When considering diet, the teeth can provide us with stronger clues via analysis of opal phytoliths.

An alternative technique [to analysis of wear patterns and other conventional methods of ascertaining diet] based on the identification of opal phytoliths found bonded to the enamel surfaces of the teeth of extinct species allows for identification of the actual plant remains eaten by an animal prior to its death. Thus the vegetative dietary preferences of an extinct species no longer have to be inferred but can be demonstrated directly through the identification of phytoliths, the inorganic remains of plant cells, on the teeth of extinct species.

(Russell L. Ciochon, Dolores R. Piperno, and Robert G. Thompson, 1990)
In an analysis of 4 Gigantopithecus teeth, Ciochon et al. (2) (1990) identified 30 structures which were "indisputably phytoliths" on two of the teeth. These thirty broke down into two categories: the vegetative parts of grasses, and the fruits and seeds of dicotyledons.

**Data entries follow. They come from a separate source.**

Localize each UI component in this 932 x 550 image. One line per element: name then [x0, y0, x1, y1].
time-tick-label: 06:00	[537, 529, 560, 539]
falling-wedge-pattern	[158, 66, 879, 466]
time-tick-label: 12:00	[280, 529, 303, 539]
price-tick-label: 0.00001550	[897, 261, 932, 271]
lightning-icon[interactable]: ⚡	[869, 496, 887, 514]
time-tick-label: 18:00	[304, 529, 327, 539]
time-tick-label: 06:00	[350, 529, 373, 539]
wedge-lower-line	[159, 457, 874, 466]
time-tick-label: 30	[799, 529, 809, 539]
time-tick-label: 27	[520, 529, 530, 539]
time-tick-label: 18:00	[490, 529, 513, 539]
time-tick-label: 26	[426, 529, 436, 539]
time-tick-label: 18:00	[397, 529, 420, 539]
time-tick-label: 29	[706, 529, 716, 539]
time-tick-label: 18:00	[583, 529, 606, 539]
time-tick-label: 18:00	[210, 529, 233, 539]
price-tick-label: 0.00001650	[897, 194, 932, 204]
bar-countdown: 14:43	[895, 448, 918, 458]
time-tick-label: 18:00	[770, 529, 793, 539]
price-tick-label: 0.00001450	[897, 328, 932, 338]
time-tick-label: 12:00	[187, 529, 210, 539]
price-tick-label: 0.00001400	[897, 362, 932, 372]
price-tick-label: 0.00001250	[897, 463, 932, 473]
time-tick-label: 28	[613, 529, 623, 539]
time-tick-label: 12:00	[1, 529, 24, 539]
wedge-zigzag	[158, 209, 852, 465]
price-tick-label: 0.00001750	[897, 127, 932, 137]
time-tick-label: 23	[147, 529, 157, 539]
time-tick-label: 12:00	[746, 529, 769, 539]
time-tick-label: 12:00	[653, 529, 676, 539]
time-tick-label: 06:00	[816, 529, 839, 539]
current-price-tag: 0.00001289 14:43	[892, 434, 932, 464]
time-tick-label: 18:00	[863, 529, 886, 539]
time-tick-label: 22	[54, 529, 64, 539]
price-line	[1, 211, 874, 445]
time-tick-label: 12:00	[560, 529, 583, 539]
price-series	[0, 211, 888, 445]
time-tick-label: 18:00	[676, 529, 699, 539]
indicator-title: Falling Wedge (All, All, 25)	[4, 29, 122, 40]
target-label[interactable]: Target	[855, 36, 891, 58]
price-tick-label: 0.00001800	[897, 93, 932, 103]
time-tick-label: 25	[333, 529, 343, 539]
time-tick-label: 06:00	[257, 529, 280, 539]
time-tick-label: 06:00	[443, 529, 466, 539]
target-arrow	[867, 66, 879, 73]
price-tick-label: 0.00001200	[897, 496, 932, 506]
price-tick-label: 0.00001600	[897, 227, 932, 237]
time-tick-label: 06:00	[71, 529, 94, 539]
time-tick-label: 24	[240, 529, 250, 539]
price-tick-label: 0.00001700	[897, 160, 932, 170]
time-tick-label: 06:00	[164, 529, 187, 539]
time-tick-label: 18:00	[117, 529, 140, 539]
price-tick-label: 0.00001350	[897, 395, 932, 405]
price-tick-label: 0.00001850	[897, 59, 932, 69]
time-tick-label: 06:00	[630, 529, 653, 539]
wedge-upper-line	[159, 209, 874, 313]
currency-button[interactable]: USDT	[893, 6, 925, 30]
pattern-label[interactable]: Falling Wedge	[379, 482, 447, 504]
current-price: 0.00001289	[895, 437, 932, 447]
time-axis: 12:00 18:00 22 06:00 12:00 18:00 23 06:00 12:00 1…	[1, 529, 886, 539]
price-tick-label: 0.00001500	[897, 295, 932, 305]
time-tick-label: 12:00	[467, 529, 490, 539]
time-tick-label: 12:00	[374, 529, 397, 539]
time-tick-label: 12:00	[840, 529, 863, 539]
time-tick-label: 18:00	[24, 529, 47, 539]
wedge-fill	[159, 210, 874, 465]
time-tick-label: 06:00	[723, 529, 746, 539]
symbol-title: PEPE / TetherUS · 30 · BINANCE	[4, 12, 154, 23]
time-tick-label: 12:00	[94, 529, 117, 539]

Prior to the phytolith study Ciochon was pursuing a theory of massive bamboo consumption on the part of Gigantopithecus using analogy to the penchant of other megaherbivores to depend upon a single or limited number of plants. Creatures the size of Gigantopithecus would need a source which existed in abundance. The most likely candidate is bamboo. Further, the teeth seemed to point in that direction as well:

The molar teeth of Giganto are low-crowned and flat, with very thick enamel caps. The premolars are molarized: that is, they have become broad and flattened, and thus resemble molars. The canine teeth are not sharp and pointed, but are rather broad and flat, more like what one would expect premolars to be; the incisors are small, peglike, and closely packed. These observations, combined with the massive jaw morphology, make it really an inevitable conclusion that the animal was adapted to the consumption of tough fibrous foods by cutting, crushing, and grinding them.

(Ciochon et al., 1990)
Ciochon et al., (1990) then go on to compare this morphology with that of the giant panda, another bamboo eater, and infers a diet of bamboo for Gigantopithecus.

While bamboo is a grass, the phytolith analysis does not technically either confirm or deny this theory, since it is not capable of defining the type of grass the phytolith came from. What was surprising to Ciochon was the suggestion of fruit in the diet of Gigantopithecus. Ciochon et al (2) (1990) have identified the fruit as belonging to a species in the family Moraceae or a closely related family and state "Judging from the present frequency of dental phytoliths in Gigantopithecus, fruits may have constituted a significant portion of the diet," and go on to note that the high sugar content of this type of fruit may be responsible for the high incidence of cavities in Gigantopithecus teeth (11%).

The results of this study are reported in less complete and less technical terms in the book Other Origins (Ciochon et al, 1990), and in a review of that book Jeffrey H. Schwartz (1991) notes that a great deal is being drawn from the analysis of four teeth, upon only two of which were found phytoliths, with the greatest concentration on only one. Clearly a larger sample of teeth need to be similarly analyzed, but reading the report it is difficult not to share Ciochon's (et al. (2) 1990) excitement at the findings and for the employment of this technique in paleoanthropology in general.